HP: The most difficult column is the middle vertical column that is often called
the "epistemic cut" because it separates the subject and object, or better,
the knower from the known. This can never be formalized without losing
its essential function which is to provide the initial conditions for
the formal model. As von Neumann has made clear, if you try to move
the cut left to include the measurement process in the model, then
you must create a new measurement for new initial condition for
the new model now including the old measuring device as part
of the model -- an infinite regress.
HP: This is summary and consequently it is oversimplified.

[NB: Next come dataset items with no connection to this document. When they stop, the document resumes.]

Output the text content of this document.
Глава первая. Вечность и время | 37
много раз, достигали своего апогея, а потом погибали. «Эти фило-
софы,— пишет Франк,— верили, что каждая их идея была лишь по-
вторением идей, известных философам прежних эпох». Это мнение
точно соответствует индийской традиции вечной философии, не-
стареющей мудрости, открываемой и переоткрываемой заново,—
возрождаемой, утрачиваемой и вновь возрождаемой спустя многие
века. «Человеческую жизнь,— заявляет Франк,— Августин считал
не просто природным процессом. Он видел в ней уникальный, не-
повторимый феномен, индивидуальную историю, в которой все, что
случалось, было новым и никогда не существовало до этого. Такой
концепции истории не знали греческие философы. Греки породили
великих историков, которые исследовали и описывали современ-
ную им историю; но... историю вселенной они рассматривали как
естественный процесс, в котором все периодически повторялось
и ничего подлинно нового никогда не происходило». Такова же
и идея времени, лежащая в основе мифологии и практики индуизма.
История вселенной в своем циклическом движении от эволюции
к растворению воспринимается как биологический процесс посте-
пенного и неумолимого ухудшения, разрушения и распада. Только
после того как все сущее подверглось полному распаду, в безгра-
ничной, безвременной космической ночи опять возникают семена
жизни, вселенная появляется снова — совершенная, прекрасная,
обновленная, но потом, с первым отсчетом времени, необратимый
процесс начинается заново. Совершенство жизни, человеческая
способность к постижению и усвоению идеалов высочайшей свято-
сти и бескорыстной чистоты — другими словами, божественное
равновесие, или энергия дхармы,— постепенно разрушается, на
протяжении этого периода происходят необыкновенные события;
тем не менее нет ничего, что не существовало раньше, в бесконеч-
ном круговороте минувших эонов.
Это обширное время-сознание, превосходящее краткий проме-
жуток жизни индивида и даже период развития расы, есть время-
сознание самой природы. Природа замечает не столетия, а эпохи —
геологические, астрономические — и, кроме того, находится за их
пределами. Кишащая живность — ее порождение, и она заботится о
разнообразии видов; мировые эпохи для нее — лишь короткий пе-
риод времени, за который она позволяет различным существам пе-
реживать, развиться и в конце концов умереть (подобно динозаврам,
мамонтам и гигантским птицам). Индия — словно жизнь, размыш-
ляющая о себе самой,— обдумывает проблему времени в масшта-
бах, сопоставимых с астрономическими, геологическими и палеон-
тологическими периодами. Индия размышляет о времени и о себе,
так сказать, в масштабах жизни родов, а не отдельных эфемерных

Before saying more, I would like to know if Peirce makes
a clear distinction or defines an epistemic cut between
the world and the inquirer.
Howard,
I think that it would be fair to say -- in fifty words or less, but who's counting? --
that Peirce treats the lines that we draw between self and other as any other brand
of hypothetical construction, to wit, lines of whose positions we are bound to draw
the consequence of their supposed truth, whereon to abandon, defend, or redraw them.
I have strung a few beads, reflective of
this "particular line of thought" (PLOT),
on the random sampler of threads from my
dissertation that I e-nounced under that
mot "Reflective Interpretive Frameworks".